In behavioral finance, herding is all about chasing trends. Following the crowd can result in buying high because everyone else is buying the same thing, and selling low because everyone else is selling the same thing. For advisors, helping clients break out of the herd mentality is as simple as following the fundamental steps of financial planning. First, help clients understand their objectives and risk tolerance. Next, establish an asset allocation strategy that is designed to help reduce the impact of market and economic volatility. Finally, develop a comprehensive financial plan that includes carefully-defined long-term goals, and review the plan with clients periodically as their financial situation changes over time.
7. House Money Effect
Clients tend to be more careless with money that was earned by something other than the sweat of their brow, such as windfalls or inheritances.
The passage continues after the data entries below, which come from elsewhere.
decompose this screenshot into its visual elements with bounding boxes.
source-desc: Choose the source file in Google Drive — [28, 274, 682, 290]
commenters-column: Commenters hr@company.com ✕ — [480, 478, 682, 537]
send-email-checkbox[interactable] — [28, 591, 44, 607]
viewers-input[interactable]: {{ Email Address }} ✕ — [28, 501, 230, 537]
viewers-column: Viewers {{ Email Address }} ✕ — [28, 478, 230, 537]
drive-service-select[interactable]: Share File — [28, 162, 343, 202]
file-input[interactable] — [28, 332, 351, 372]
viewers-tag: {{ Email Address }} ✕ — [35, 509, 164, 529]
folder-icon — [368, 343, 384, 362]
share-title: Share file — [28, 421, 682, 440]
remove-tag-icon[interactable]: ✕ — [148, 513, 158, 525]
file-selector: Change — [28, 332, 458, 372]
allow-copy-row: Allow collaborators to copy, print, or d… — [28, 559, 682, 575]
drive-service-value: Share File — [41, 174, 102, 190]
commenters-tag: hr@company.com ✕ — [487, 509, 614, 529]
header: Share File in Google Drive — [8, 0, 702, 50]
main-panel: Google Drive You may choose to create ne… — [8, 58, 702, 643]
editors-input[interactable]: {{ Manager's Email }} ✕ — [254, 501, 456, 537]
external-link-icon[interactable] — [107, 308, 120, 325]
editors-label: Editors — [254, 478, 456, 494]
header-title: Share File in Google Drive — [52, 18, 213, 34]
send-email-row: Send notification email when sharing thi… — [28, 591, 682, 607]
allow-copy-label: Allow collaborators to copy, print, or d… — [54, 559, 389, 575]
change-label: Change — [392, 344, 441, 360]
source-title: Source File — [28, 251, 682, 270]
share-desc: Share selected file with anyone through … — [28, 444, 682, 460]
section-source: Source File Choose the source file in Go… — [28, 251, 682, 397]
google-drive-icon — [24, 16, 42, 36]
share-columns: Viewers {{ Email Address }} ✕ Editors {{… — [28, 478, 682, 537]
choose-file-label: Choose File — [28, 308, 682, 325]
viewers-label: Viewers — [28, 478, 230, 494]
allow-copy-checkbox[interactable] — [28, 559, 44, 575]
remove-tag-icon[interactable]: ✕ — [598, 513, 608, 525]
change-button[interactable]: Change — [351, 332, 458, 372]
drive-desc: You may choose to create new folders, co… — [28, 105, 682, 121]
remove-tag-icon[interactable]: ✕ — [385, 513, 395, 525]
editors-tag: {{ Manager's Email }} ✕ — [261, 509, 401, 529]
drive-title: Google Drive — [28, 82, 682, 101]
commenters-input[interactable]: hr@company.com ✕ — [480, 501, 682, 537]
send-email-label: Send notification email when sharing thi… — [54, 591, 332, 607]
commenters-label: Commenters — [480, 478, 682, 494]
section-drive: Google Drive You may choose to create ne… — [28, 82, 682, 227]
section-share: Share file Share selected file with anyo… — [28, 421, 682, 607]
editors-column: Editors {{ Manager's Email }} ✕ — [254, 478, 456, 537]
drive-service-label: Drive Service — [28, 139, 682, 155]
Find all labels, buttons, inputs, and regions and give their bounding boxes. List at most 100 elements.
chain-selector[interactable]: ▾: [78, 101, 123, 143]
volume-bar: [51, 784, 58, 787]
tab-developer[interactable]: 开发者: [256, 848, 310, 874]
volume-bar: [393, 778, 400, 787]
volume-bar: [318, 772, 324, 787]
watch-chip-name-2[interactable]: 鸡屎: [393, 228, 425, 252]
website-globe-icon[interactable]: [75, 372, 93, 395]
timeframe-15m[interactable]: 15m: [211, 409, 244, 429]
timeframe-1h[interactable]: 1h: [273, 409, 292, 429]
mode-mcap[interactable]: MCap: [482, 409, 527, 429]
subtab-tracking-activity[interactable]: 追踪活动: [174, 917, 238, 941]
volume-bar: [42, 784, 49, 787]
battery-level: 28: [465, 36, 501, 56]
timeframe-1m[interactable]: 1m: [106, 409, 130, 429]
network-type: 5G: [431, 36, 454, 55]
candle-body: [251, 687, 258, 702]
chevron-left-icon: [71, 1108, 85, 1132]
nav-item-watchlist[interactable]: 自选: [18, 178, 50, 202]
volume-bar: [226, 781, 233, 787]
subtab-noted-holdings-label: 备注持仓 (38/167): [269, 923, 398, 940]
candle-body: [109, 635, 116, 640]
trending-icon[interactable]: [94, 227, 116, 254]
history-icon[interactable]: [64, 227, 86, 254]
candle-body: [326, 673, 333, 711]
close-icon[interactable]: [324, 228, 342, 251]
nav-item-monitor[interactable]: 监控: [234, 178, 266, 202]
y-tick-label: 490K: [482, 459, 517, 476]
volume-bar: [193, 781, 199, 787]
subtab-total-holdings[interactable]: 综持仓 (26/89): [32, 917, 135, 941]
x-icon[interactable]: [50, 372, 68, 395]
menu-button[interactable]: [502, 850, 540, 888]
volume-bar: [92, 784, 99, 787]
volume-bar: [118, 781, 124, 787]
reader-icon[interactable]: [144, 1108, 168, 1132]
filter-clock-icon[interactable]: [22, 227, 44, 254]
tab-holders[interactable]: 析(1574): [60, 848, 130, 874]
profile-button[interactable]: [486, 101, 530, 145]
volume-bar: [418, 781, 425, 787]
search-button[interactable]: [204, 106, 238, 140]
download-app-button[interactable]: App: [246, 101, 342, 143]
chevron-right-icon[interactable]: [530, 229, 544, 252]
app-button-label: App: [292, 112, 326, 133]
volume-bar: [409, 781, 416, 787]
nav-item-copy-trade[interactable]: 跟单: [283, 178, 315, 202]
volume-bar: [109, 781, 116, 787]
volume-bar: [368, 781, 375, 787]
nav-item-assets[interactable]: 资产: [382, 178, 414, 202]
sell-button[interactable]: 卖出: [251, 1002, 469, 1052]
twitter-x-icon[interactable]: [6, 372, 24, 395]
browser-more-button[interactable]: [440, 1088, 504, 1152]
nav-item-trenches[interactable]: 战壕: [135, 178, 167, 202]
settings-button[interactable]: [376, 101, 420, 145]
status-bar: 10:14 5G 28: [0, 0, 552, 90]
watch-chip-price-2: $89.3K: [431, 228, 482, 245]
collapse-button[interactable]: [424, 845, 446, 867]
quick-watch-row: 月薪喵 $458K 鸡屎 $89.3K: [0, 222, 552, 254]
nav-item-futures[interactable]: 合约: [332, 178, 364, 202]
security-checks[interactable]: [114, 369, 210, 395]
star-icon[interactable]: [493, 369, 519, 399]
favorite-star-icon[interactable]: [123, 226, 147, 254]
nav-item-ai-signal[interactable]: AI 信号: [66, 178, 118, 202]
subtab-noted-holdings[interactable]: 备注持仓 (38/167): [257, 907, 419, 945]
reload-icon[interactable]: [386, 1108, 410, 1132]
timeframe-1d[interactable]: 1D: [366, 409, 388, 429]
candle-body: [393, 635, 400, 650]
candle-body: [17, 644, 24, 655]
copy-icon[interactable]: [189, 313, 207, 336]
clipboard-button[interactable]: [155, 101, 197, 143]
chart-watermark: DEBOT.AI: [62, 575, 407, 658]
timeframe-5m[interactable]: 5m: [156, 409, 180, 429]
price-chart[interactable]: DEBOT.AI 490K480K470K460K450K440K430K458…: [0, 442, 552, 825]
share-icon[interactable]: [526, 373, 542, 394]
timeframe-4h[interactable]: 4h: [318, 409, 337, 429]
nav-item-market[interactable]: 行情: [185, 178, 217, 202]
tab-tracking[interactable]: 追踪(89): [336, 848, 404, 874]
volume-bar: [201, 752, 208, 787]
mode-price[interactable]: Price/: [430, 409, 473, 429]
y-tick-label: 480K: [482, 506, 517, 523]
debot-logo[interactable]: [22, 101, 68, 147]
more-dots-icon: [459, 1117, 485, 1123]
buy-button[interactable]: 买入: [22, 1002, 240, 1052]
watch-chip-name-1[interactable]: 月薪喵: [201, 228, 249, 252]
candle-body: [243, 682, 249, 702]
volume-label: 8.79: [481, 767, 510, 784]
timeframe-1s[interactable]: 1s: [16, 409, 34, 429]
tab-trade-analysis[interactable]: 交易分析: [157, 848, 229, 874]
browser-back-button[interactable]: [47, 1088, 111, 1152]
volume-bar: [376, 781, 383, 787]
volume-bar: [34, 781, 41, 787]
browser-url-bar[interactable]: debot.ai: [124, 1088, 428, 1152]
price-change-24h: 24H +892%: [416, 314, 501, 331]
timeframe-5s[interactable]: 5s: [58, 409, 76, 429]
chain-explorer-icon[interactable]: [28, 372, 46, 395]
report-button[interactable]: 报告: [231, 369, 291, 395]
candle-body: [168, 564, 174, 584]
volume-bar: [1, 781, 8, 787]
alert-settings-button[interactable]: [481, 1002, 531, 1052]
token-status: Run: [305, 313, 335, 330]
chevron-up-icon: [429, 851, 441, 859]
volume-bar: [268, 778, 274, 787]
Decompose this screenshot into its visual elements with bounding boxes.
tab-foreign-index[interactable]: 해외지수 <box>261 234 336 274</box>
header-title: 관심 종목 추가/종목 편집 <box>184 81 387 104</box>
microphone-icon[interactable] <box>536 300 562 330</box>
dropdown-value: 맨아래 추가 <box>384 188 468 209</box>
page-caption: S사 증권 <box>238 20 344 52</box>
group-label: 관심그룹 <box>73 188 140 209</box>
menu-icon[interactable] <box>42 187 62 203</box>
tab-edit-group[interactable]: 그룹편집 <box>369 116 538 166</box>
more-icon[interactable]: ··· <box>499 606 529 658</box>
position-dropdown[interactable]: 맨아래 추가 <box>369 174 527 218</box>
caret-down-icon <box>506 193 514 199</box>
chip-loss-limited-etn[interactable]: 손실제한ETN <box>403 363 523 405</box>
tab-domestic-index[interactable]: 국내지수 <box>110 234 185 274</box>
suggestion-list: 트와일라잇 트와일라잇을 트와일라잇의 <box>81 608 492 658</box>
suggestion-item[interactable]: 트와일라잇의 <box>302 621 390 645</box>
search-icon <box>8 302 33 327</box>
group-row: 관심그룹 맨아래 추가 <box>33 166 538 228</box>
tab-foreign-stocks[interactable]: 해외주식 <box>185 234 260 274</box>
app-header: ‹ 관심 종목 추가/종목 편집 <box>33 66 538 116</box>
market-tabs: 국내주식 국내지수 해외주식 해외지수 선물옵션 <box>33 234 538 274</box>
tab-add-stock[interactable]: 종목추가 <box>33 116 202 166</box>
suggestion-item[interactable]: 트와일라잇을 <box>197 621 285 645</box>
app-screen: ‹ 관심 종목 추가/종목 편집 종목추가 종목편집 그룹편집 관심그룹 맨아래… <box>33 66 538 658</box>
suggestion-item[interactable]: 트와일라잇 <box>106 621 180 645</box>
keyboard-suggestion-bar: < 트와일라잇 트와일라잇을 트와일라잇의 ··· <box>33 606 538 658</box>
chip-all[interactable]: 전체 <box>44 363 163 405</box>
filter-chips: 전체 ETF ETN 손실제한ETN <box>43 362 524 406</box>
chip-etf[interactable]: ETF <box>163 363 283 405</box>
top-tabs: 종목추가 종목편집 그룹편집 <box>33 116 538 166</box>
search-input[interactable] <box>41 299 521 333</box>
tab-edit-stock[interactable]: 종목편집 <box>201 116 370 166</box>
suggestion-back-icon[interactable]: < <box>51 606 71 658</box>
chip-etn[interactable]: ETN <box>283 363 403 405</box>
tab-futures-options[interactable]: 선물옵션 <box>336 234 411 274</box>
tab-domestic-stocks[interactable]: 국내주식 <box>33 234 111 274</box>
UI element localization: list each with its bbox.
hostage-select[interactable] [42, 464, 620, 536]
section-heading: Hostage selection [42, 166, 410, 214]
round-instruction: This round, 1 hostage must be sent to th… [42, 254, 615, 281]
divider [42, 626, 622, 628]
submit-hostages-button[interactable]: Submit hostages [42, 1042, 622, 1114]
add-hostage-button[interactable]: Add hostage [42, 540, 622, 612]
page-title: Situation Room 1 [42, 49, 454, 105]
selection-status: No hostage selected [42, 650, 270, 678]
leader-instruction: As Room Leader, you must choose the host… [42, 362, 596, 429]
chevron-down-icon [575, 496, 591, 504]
One consequence is depending on home appreciation and home equity to fund retirement. During the housing boom, countless homeowners fell victim to the wealth effect. As the value of their homes skyrocketed, they believed they were wealthier than they actually were and felt empowered to spend accordingly. To address this behavior, advisors need to help their clients break out of the mindset that a house is an investment. When they start viewing their home as a shelter and not a nest egg, clients will be more open to considering other options, such as renting in retirement.
8. Attachment Bias
Clients may refuse to let go of an underperforming security because they inherited it from a family member and it holds sentimental value. This attachment bias can cause investors to be hyper-risk adverse and limit the growth potential of their assets. For subsequent generations inheriting family money, the attachment bias constricts the fluid movement of capital toward more constructive and appropriate investment portfolios. For example, a client may insist on keeping an inheritance in a savings account that does not match her overall investment strategy because she is sentimentally attached to the money and wants to keep it safe. Advisors can help clients break these potentially damaging attachments by encouraging them to allocate their inherited funds to portfolios or vehicles that have the potential for a higher rate of return. Moving the money gradually, in small increments, may make it easier for clients to manage their emotions.
9. Number Numbness
Being overwhelmed by numbers that are so large they are nearly incomprehensible. Number numbness can lead to a state of paralysis that makes the prospect of planning for retirement too complex to face. Advisors can ease their clients’ anxiety by helping them develop an income strategy. The process puts the seemingly unattainable retirement nest egg sum in perspective by breaking it down into categories clients can relate to. It’s also important to remind clients that every large amount starts as a small amount – the key to making money grow is time and discipline. It may seem overly simplistic, but for clients who are intimidated by the numbers involved in accumulating enough money for retirement, it can be a comforting concept.